«Serve un piano urgente per le carceri» altrimenti «faremo la fine della Colombia». A dirlo, ieri, è Catello Maresca, sostituto procuratore della Corte di Appello di Napoli ed magistrato antimafia a cui si devono importanti inchieste sul clan dei Casalesi. Di recente gli istituti penitenziari di mezza Italia sono stati al centro delle cronache per rivolte e per gravissimi atti d’intolleranza innescati dalle misure di contenimento varate dal Governo per fronteggiare l’emergenza coronavirus. Maresca rimarca la necessità di un piano organizzativo-sanitario strutturale e ne delinea alcuni punti come, per esempio, «tamponi ‘a tappeto’ sui detenuti e sugli agenti anche con la collaborazione di laboratori privati; una distribuzione della popolazione carceraria sul territorio nazionale considerando la riapertura di strutture dismesse come l’Asinara e Pianosa, o l’utilizzo di strutture meno affollate come quelle di Chiavari, Avezzano e Grosseto».
«Infine – aggiunge il pm anticamorra – l’istituzione di Centri Diagnostici Terapeutici e sezioni detentive riservate esclusivamente a positivi e asintomatici». In relazione agli episodi di violenza, secondo il magistrato, è necessario punire chi si è reso protagonista di sommosse, danneggiamenti, resistenza e lesioni con la previsione di specifici reati e aggravanti soprattutto per i delitti commessi nei confronti del personale della Polizia Penitenziaria.
«Le carceri sono la cartina al tornasole del disagio sociale – conclude Maresca – proprio per questo è improcrastinabile neutralizzare immediatamente i sinistri segnali che si stanno rilevando».Un allarme ancora più inquietante, poi, viene lanciato dal segretario della Commissione Anticamorra della Regione Campania, il grillino Vincenzo Viglione, secondo il quale a mantenere la pace sociale a Napoli, al momento, sarebbero i clan: «Se a Napoli e in Campania, a fronte di un alto tasso di povertà e della più elevata percentuale di lavoratori in nero (20% rispetto al 13% di media nazionale), non si registrano come altrove episodi di assalto ai market è perché c’è chi si è già adoperato per sostituirsi allo Stato, garantendo generi alimentari di prima necessità a famiglie indigenti e aiuti ai piccoli esercizi e a quanti hanno preferito chiedere sostentamento a organizzazioni criminali che in cambio, quando l’emergenza sarà passata, riceveranno consenso e manodopera».

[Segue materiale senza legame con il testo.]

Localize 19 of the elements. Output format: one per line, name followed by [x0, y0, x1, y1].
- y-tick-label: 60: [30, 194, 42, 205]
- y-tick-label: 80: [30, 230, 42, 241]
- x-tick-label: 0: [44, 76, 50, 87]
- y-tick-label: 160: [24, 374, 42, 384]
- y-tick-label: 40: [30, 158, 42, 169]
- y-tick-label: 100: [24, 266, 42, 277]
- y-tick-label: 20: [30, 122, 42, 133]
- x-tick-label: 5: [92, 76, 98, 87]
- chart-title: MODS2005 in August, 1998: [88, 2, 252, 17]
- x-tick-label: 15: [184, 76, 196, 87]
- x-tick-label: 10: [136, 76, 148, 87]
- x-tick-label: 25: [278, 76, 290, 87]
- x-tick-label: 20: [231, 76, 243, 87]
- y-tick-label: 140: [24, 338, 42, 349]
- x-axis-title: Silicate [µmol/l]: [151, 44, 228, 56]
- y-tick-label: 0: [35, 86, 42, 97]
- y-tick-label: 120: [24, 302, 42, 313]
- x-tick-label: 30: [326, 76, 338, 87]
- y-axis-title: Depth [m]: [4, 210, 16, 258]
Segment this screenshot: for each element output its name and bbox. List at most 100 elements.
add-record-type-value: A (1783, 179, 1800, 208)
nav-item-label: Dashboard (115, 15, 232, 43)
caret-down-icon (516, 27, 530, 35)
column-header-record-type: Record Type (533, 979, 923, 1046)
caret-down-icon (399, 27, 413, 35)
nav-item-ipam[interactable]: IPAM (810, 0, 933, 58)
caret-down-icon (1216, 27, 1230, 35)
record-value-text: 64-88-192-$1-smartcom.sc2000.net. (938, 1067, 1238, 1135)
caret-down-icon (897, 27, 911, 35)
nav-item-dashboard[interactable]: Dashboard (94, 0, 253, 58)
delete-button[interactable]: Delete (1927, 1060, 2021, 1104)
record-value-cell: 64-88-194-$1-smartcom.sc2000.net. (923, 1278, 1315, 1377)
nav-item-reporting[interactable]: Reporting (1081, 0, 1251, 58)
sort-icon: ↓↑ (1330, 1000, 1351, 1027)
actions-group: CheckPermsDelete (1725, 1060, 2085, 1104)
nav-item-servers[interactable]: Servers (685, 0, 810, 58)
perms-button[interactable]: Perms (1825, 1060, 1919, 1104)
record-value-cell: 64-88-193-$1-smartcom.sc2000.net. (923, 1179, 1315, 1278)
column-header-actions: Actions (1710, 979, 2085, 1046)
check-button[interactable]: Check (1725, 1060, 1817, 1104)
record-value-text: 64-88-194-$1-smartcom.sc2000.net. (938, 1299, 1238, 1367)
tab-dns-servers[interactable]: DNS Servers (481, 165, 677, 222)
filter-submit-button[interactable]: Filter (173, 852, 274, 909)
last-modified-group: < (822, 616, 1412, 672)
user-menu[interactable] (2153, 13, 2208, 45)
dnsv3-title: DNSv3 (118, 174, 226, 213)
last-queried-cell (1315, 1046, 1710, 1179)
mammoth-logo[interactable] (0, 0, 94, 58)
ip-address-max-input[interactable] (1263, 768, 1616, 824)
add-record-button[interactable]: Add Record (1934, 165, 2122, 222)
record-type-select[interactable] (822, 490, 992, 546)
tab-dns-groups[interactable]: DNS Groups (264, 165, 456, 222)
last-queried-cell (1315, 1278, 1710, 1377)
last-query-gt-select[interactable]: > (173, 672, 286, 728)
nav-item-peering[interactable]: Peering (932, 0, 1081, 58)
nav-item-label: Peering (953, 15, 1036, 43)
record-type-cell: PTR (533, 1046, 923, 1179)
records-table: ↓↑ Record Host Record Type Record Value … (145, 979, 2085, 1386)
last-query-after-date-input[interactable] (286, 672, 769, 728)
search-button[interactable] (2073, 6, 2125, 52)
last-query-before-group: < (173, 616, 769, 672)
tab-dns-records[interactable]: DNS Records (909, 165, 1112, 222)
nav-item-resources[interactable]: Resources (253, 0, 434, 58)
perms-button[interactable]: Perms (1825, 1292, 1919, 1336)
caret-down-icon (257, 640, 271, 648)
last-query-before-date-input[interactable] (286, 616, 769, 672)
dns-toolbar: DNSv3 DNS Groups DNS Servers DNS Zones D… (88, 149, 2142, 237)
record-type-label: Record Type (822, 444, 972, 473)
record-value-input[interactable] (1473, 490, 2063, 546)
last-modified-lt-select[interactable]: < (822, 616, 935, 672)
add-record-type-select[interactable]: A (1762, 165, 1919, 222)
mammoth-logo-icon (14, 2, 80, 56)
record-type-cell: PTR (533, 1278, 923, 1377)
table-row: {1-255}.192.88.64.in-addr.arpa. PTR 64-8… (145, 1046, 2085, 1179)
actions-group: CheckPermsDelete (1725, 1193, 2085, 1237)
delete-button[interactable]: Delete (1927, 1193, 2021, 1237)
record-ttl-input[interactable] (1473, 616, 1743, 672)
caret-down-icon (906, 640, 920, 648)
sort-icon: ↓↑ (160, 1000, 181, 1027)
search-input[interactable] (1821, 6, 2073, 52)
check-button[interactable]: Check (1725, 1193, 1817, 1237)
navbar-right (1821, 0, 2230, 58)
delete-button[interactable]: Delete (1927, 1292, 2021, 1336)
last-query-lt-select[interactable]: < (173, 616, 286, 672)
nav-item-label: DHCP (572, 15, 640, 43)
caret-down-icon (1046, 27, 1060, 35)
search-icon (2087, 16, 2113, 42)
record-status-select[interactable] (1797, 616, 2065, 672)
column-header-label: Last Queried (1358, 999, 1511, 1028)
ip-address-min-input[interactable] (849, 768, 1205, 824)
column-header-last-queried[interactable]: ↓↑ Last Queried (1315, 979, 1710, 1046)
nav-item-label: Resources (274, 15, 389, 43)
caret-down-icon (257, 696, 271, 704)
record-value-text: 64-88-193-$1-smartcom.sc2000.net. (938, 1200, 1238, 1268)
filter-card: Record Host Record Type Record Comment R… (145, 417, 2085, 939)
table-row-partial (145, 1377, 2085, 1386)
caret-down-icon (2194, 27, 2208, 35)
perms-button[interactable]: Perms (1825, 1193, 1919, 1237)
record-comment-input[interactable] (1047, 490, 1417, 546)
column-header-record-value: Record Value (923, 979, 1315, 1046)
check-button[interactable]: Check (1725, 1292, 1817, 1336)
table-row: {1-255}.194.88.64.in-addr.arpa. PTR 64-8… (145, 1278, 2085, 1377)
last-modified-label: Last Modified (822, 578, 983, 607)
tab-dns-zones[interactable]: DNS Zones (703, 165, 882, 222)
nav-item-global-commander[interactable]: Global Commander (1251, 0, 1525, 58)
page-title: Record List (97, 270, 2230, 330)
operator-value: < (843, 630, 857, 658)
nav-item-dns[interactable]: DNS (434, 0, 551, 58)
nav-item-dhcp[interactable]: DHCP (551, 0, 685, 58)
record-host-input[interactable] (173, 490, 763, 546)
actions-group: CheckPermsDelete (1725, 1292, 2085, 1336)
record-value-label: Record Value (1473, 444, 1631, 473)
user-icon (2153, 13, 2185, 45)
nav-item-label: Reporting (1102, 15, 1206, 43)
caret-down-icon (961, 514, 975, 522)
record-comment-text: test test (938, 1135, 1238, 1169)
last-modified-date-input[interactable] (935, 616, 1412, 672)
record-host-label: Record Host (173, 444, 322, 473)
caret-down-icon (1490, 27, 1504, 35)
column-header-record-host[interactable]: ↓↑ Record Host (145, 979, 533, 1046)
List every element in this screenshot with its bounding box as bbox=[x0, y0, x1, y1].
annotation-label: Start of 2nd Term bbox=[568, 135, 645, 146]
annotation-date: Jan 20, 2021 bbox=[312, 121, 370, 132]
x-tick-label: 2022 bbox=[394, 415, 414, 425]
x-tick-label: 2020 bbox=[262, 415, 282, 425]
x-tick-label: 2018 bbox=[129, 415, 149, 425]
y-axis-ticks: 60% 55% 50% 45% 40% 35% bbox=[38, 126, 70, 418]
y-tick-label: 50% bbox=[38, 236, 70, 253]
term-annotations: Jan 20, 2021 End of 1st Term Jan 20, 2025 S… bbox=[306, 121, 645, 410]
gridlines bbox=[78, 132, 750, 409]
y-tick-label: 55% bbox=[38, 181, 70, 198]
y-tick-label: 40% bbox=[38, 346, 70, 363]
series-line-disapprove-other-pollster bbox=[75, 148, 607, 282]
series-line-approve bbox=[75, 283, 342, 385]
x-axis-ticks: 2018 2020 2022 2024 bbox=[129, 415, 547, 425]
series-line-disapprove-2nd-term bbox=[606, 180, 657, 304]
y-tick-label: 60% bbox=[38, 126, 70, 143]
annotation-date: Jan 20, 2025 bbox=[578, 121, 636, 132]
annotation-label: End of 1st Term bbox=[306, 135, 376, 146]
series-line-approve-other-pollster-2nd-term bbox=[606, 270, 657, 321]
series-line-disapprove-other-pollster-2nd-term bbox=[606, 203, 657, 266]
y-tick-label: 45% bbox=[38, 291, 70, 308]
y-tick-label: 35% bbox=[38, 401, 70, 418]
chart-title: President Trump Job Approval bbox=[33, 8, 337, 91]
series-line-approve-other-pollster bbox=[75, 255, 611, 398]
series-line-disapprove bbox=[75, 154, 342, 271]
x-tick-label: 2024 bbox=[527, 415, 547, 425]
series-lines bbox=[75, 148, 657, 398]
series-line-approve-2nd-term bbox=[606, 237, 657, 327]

«Non solo la camorra è l’unico ‘comparto’, ad oggi, che non ha chiuso i battenti – afferma Viglione – ma è soprattutto quello che è riuscito a cambiare pelle in tempi record, approfittando dell’emergenza per riorganizzarsi e far crescere il suo consenso sul territorio. Bisogna intervenire subito, con misure di sostegno e aiuti economici a beneficio di chi è in difficoltà. Ma anche con provvedimenti repressivi, ostruendo l’unico attuale canale di approvvigionamento dei clan, costituito dallo spaccio di droga».
«Con la sospensione inevitabile di ogni affare legato a racket, usura, contrabbando e scommesse clandestine, lo Stato a tutti i livelli oggi ha l’opportunità di impoverire la camorra con un controllo capillare delle principali piazze di spaccio. Con i nostri portavoce in Parlamento – annuncia Viglione – chiederemo al Governo, in vista del decreto di aprile, di aumentare il sostegno alle famiglie, arrivando prima delle mafie e con maggiore efficacia, e di incrementare le operazioni di controllo e repressione sul territorio».